A few months back, I attempted to buy wifi on a United flight and subsequently spiraled upon the realization that I could not purchase an hour’s — or even the duration of my flight’s — worth of connectivity. My only option at that time was to purchase a monthly subscription … for $30. Because I’m a JetBlue loyalist (and not just because they offer free inflight wifi), I was not in need of a month’s worth of United wifi at the at time, but because I had work to do, I bit the bullet anyway. I spent the entirety of the ensuing three hours trying to connect to said wifi … to no avail.
It will come as a surprise to none that the $30 charge still went through before the plane touched down at Minneapolis-Saint Paul International.
Chances are that if you’ve flown any time in the past 16 or so months, this story resonates with you on some level. Regardless of what it was for, you’ve probably been subjected to some form of additional (and frankly, ridiculous) fees for services that were either not delivered or not made explicitly clear to you while booking. The good news is that, according to a new Forbes report by Dan Reed, it looks like we’re all about to have our (metaphorical) day in court.
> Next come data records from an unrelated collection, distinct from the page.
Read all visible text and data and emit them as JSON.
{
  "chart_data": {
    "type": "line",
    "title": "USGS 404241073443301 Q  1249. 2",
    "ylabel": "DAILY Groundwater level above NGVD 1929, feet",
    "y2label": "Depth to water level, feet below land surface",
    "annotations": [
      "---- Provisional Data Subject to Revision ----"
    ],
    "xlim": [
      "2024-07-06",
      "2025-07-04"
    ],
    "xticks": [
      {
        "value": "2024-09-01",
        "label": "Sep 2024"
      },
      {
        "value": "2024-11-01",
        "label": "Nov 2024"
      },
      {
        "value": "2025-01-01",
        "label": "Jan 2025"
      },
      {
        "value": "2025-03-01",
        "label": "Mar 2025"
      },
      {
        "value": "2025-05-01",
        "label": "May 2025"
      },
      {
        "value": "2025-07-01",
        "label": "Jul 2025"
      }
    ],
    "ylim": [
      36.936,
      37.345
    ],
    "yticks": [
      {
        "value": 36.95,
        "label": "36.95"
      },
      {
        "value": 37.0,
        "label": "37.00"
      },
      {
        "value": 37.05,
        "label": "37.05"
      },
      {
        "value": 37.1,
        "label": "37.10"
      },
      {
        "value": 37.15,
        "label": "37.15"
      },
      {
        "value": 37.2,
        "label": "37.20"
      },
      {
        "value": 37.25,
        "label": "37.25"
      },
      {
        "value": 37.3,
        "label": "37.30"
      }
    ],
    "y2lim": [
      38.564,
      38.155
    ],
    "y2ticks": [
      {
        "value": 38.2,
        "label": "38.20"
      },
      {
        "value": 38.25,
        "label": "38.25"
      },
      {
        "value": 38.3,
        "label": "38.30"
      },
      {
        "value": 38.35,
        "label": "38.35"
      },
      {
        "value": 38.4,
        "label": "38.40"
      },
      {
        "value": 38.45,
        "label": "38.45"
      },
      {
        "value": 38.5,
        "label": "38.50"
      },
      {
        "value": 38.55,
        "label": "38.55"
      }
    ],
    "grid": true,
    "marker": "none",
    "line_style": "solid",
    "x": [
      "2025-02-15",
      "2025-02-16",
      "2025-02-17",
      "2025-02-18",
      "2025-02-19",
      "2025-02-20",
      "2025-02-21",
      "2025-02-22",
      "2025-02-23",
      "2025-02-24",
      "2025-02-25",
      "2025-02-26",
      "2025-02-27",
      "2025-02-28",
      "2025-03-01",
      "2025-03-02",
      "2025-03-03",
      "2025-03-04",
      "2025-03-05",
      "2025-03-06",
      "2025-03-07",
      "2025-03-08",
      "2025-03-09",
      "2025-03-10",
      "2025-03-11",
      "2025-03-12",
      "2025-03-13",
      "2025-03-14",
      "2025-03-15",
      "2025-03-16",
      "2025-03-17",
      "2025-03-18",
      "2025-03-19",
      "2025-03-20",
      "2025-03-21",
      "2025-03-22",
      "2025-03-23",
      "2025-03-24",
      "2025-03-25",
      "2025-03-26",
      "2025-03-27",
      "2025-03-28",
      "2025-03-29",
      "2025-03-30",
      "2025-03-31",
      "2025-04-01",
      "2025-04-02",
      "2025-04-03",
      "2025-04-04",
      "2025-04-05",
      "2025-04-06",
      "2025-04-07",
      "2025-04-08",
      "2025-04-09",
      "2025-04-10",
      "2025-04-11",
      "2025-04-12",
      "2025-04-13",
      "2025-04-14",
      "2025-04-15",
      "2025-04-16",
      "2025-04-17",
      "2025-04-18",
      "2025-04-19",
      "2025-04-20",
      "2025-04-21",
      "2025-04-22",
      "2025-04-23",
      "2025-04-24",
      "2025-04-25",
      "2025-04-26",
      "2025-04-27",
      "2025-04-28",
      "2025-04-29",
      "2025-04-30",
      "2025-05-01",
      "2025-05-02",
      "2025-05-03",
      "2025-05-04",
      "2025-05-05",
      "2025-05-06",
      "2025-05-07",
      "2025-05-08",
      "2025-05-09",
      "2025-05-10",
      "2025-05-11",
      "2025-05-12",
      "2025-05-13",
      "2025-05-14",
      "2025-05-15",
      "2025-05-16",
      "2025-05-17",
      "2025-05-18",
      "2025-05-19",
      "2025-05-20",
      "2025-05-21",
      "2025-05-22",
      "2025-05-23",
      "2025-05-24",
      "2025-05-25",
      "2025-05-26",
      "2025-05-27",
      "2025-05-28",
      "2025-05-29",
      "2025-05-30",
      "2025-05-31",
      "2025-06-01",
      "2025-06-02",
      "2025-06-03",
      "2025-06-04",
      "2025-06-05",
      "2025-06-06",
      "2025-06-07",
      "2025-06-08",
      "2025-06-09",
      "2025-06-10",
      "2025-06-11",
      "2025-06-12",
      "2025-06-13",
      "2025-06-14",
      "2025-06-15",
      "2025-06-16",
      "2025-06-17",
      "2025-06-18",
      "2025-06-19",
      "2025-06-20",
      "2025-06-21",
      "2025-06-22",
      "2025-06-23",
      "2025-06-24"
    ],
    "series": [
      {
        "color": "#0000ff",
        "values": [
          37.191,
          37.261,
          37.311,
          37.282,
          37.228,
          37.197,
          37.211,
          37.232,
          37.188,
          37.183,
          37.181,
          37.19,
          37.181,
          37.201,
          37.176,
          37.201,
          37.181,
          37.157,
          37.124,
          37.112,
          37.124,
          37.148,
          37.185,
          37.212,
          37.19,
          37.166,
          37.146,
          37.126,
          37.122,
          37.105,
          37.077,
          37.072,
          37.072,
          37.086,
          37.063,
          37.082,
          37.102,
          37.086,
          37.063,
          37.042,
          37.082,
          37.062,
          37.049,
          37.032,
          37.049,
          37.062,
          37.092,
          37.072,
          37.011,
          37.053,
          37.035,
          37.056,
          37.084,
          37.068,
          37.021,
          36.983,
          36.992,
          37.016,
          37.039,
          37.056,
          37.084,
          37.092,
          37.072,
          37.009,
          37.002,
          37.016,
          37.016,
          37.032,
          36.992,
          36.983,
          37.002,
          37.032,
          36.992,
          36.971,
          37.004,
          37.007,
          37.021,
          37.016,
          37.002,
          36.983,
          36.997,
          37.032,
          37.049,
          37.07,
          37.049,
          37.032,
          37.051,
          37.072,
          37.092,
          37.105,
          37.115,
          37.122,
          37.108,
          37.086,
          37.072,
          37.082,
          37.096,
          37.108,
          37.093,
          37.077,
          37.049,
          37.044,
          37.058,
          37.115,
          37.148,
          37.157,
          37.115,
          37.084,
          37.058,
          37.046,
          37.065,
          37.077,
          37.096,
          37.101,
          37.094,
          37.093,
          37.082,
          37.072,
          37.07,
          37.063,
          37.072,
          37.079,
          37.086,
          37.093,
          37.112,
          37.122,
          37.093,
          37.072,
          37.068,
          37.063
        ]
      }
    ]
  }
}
According to Reed, the Biden Administration is currently in the process of laying out a new set of rules which will require airlines to begin issuing refunds for services paid for but not rendered, as well as for things like fees surrounding checked baggage on delayed flights — an idea that’s been floated on the floor of Congress for years without ever quite getting off the ground. It looks like that’s about to change.
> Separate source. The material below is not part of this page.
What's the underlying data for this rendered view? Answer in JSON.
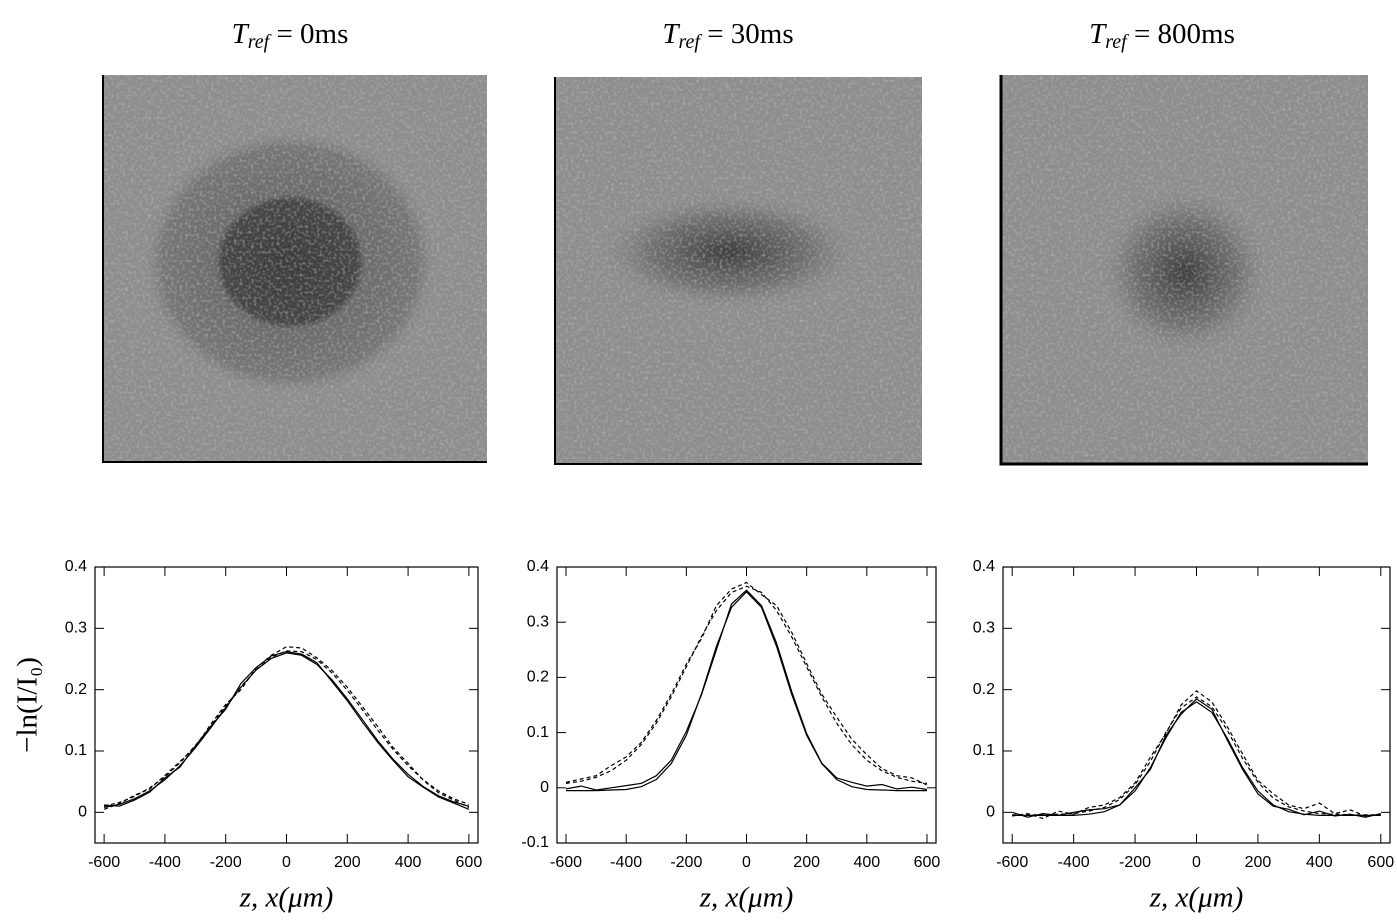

Following the issuance of $46 billion in grants and an additional $22 billion in loans from the government during the pandemic, the mismanagement of COVID affairs by major airlines has apparently left a pretty bad taste in the mouths of not only consumers everywhere, but also members of both the House and Senate across party lines. With broad bipartisan support, it now seems likely that the Biden Administration’s proposed sanctions could soon be passed into law.
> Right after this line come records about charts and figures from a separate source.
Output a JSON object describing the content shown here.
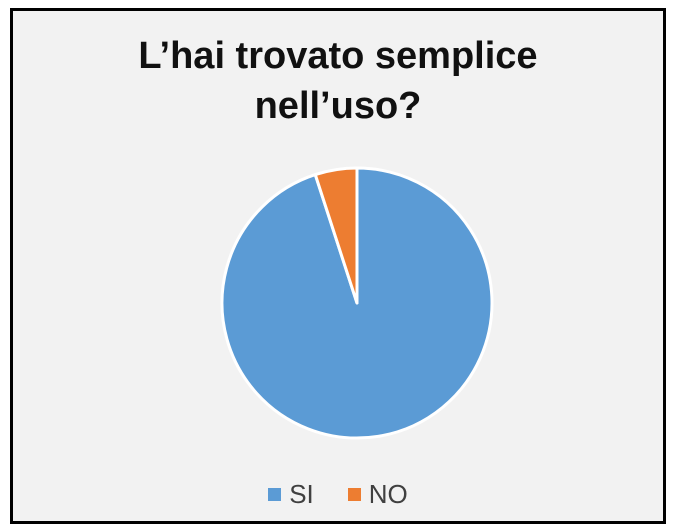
{
  "chart_data": {
    "type": "pie",
    "title": "L’hai trovato semplice\nnell’uso?",
    "categories": [
      "SI",
      "NO"
    ],
    "values": [
      95,
      5
    ],
    "colors": [
      "#5b9bd5",
      "#ed7d31"
    ],
    "start_angle": "12 o'clock, clockwise",
    "legend_position": "bottom"
  }
}
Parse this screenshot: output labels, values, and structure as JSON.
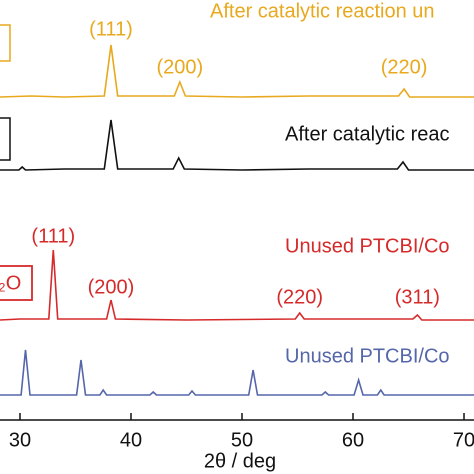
{
  "chart_data": {
    "type": "line",
    "xlabel": "2θ / deg",
    "xlim": [
      28.2,
      70.9
    ],
    "xticks": [
      30,
      40,
      50,
      60,
      70
    ],
    "series": [
      {
        "name": "After catalytic reaction un",
        "color": "#e8a91e",
        "x": [
          28.2,
          31,
          34,
          37.6,
          38.2,
          38.8,
          43.9,
          44.4,
          44.9,
          50,
          56,
          64.1,
          64.6,
          65.1,
          70.9
        ],
        "values": [
          0,
          1,
          0,
          1,
          52,
          1,
          1,
          15,
          1,
          0,
          1,
          1,
          8,
          0,
          0
        ],
        "peak_labels": [
          {
            "text": "(111)",
            "x": 38.2
          },
          {
            "text": "(200)",
            "x": 44.4
          },
          {
            "text": "(220)",
            "x": 64.6
          }
        ]
      },
      {
        "name": "After catalytic reac",
        "color": "#111111",
        "x": [
          28.2,
          29.9,
          30.2,
          30.5,
          34,
          37.6,
          38.2,
          38.8,
          43.8,
          44.3,
          44.8,
          50,
          56,
          64.0,
          64.5,
          65.0,
          70.9
        ],
        "values": [
          0,
          0,
          3,
          0,
          1,
          1,
          50,
          1,
          1,
          12,
          1,
          0,
          1,
          1,
          8,
          0,
          0
        ],
        "peak_labels": []
      },
      {
        "name": "Unused PTCBI/Co",
        "color": "#d62a2a",
        "x": [
          28.2,
          30,
          32.6,
          33.0,
          33.4,
          37.8,
          38.2,
          38.6,
          45,
          54.8,
          55.2,
          55.6,
          65.4,
          65.8,
          66.2,
          70.9
        ],
        "values": [
          0,
          1,
          1,
          70,
          1,
          1,
          20,
          1,
          0,
          1,
          7,
          1,
          1,
          5,
          0,
          0
        ],
        "peak_labels": [
          {
            "text": "(111)",
            "x": 33.0
          },
          {
            "text": "(200)",
            "x": 38.2
          },
          {
            "text": "(220)",
            "x": 55.2
          },
          {
            "text": "(311)",
            "x": 65.8
          }
        ]
      },
      {
        "name": "Unused PTCBI/Co",
        "color": "#5566aa",
        "x": [
          28.2,
          30.1,
          30.5,
          30.9,
          35.1,
          35.5,
          35.9,
          37.2,
          37.5,
          37.8,
          41.7,
          42.0,
          42.3,
          45.2,
          45.5,
          45.8,
          50.6,
          51.0,
          51.4,
          57.2,
          57.5,
          57.8,
          60.1,
          60.5,
          60.9,
          62.2,
          62.5,
          62.8,
          70.9
        ],
        "values": [
          0,
          0,
          45,
          0,
          0,
          35,
          0,
          0,
          5,
          0,
          0,
          3,
          0,
          0,
          4,
          0,
          0,
          25,
          0,
          0,
          3,
          0,
          0,
          15,
          0,
          0,
          5,
          0,
          0
        ],
        "peak_labels": []
      }
    ],
    "box_label": "₂O"
  }
}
And while those new sanctions reportedly have nothing to do with the chaos surrounding COVID cancellations and rescheduling, as Reed puts it, “It’s unmistakably clear that airlines lost a ton of goodwill credit among members of Congress by stubbornly refusing to grant cash refunds to all people whose already-purchased trips were ruined by COVID-19’s appearance.”
So if you’re still waiting on a refund for any assorted airline services that were never delivered, there may be hope for you yet. And, of course, in the interim, there’s always JetBlue.